I need to find a recursive formula for $\mathbb E[y\mid x,z]$.
As a first step, one could apply the conditional expectation to both sides of the recursive equation for $y$, which yields $$\mathbb E[y'\mid x,z] =a(x,z)+b(x,z)\mathbb E[y\mid x,z]. $$ I am guessing that the Markov structure of this system should allow for some link between $\mathbb E[y'\mid x,z]$ and $\mathbb E[y'\mid x',z']$ which would then lead to a recursive formula, but I haven't been able to find it.
Edit:
It seems to me that the Markov structure implies that: $$ \mathbb E[y'\mid x',z']=\sum_{z}P_{z,z'}\mathbb E[y'\mid g^{-1}(x',z),z].$$ I don't know how to formally derive this equation though, so I'm not sure it is correct.

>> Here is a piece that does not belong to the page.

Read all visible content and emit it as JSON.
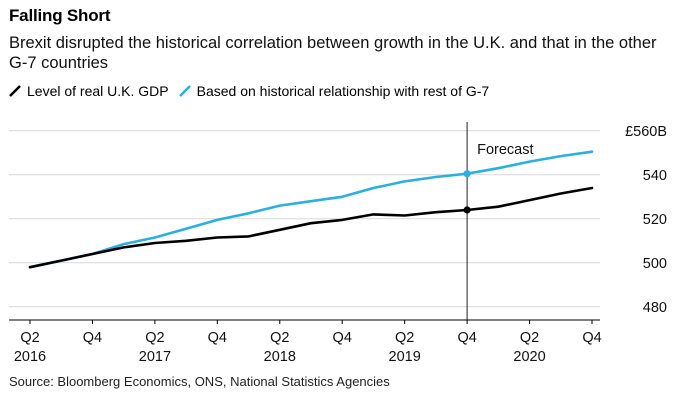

Here is a partial answer with some progress. Let us use $x_t,z_t,y_t$ to denote the "current values," and $x_{t+1},z_{t+1},y_{t+1}$ to denote the "next" ones. Consider an intermediate conditional expectation with $z_t$ added:
\begin{equation*} \mathbb{E}\left(y_{t+1}|x_{t+1},z_{t+1},z_t\right) = a\left(g^{-1}\left(x_{t+1},z_t\right),z_t\right) + b\left(g^{-1}\left(x_{t+1},z_t\right),z_t\right)\mathbb{E}\left(y_t|x_{t+1},z_{t+1},z_t\right) \end{equation*}
Now, observe that $y_t$ depends on $z_{t-1},z_{t-2},...$. The Markov property works backward in time, so $z_{t+1}$ can be dropped from the condition, since $z_t$ is the "earliest" future value. Then,
$$\mathbb{E}\left(y_t|x_{t+1}=x',z_t\right) = \mathbb{E}\left(y_t|x_{t}=g^{-1}\left(x',z_t\right),z_t\right)$$
so if you already have a form for $\mathbb{E}\left(y_t|x_t,z_t\right)$, you can indeed use the above transformation, which is similar to what you have written.

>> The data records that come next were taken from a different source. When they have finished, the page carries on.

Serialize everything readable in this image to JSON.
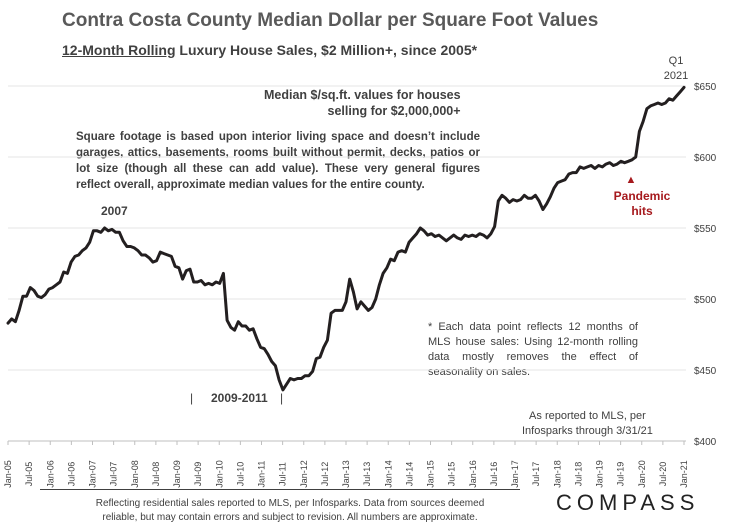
{
  "header": {
    "title": "Contra Costa County Median Dollar per Square Foot Values",
    "subtitle_underlined": "12-Month Rolling",
    "subtitle_rest": " Luxury House Sales, $2 Million+, since 2005*"
  },
  "chart_data": {
    "type": "line",
    "title": "Contra Costa County Median Dollar per Square Foot Values",
    "series_name": "Median $/sq.ft. values for houses selling for $2,000,000+",
    "ylim": [
      400,
      650
    ],
    "y_ticks": [
      400,
      450,
      500,
      550,
      600,
      650
    ],
    "y_tick_labels": [
      "$400",
      "$450",
      "$500",
      "$550",
      "$600",
      "$650"
    ],
    "x_labels": [
      "Jan-05",
      "Jul-05",
      "Jan-06",
      "Jul-06",
      "Jan-07",
      "Jul-07",
      "Jan-08",
      "Jul-08",
      "Jan-09",
      "Jul-09",
      "Jan-10",
      "Jul-10",
      "Jan-11",
      "Jul-11",
      "Jan-12",
      "Jul-12",
      "Jan-13",
      "Jul-13",
      "Jan-14",
      "Jul-14",
      "Jan-15",
      "Jul-15",
      "Jan-16",
      "Jul-16",
      "Jan-17",
      "Jul-17",
      "Jan-18",
      "Jul-18",
      "Jan-19",
      "Jul-19",
      "Jan-20",
      "Jul-20",
      "Jan-21"
    ],
    "values": [
      483,
      486,
      484,
      492,
      502,
      502,
      508,
      506,
      502,
      501,
      503,
      507,
      508,
      510,
      512,
      519,
      518,
      526,
      530,
      531,
      534,
      536,
      540,
      548,
      548,
      547,
      550,
      548,
      549,
      547,
      547,
      541,
      537,
      537,
      536,
      534,
      531,
      531,
      529,
      526,
      527,
      533,
      532,
      531,
      530,
      523,
      522,
      514,
      520,
      521,
      512,
      512,
      513,
      510,
      511,
      510,
      512,
      511,
      518,
      485,
      480,
      478,
      484,
      481,
      481,
      478,
      479,
      472,
      466,
      465,
      461,
      456,
      453,
      443,
      436,
      440,
      444,
      443,
      444,
      444,
      446,
      446,
      449,
      458,
      459,
      466,
      471,
      490,
      492,
      492,
      492,
      498,
      514,
      505,
      493,
      498,
      495,
      492,
      494,
      500,
      510,
      518,
      522,
      528,
      527,
      533,
      534,
      533,
      540,
      543,
      546,
      550,
      548,
      545,
      546,
      544,
      545,
      543,
      541,
      543,
      545,
      543,
      542,
      545,
      544,
      545,
      544,
      546,
      545,
      543,
      546,
      551,
      569,
      573,
      571,
      568,
      570,
      569,
      570,
      573,
      571,
      571,
      573,
      569,
      563,
      567,
      572,
      578,
      582,
      583,
      584,
      588,
      589,
      589,
      593,
      592,
      593,
      594,
      592,
      594,
      593,
      595,
      596,
      594,
      595,
      597,
      596,
      597,
      598,
      600,
      618,
      625,
      634,
      636,
      637,
      638,
      637,
      638,
      641,
      640,
      643,
      646,
      649
    ],
    "annotations": {
      "peak_label": "2007",
      "range_label": "2009-2011",
      "range_tick": "|",
      "pandemic_label": [
        "Pandemic",
        "hits"
      ],
      "pandemic_marker": "▲",
      "latest_label": [
        "Q1",
        "2021"
      ]
    }
  },
  "notes": {
    "series_desc": [
      "Median $/sq.ft. values for houses",
      "selling for $2,000,000+"
    ],
    "sqft_note": "Square footage is based upon interior living space and doesn’t include garages, attics, basements, rooms built without permit, decks, patios or lot size (though all these can add value). These very general figures reflect overall, approximate median values for the entire county.",
    "rolling_note": "* Each data point reflects 12 months of MLS house sales: Using 12-month rolling data mostly removes the effect of seasonality on sales.",
    "source_note": [
      "As reported to MLS, per",
      "Infosparks through 3/31/21"
    ]
  },
  "footer": {
    "disclaimer": [
      "Reflecting residential sales reported to MLS, per Infosparks. Data from sources deemed",
      "reliable, but may contain errors and subject to revision. All numbers are approximate."
    ],
    "brand": "COMPASS"
  },
  "colors": {
    "line": "#231f20",
    "pandemic": "#a6191d",
    "text": "#404040"
  }
}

The problem is that $z_t$ is not really given. You can write
$$\mathbb{E}\left(y_{t+1}|x_{t+1},z_{t+1}\right) = \sum_k \mathbb{E}\left(y_{t+1}|x_{t+1},z_{t+1},z_t=k\right)P\left(z_t=k|x_{t+1},z_{t+1}\right)$$
but the issue is that the backward transition probabilities are nonstationary, and it is not the case that $P\left(z_t =k|z_{t+1}=j\right) = P_{kj}$. These probabilities can be simplified if the chain is time-reversible or is initialized using its invariant distribution. The presence of $x_{t+1}$ in the condition also complicates matters.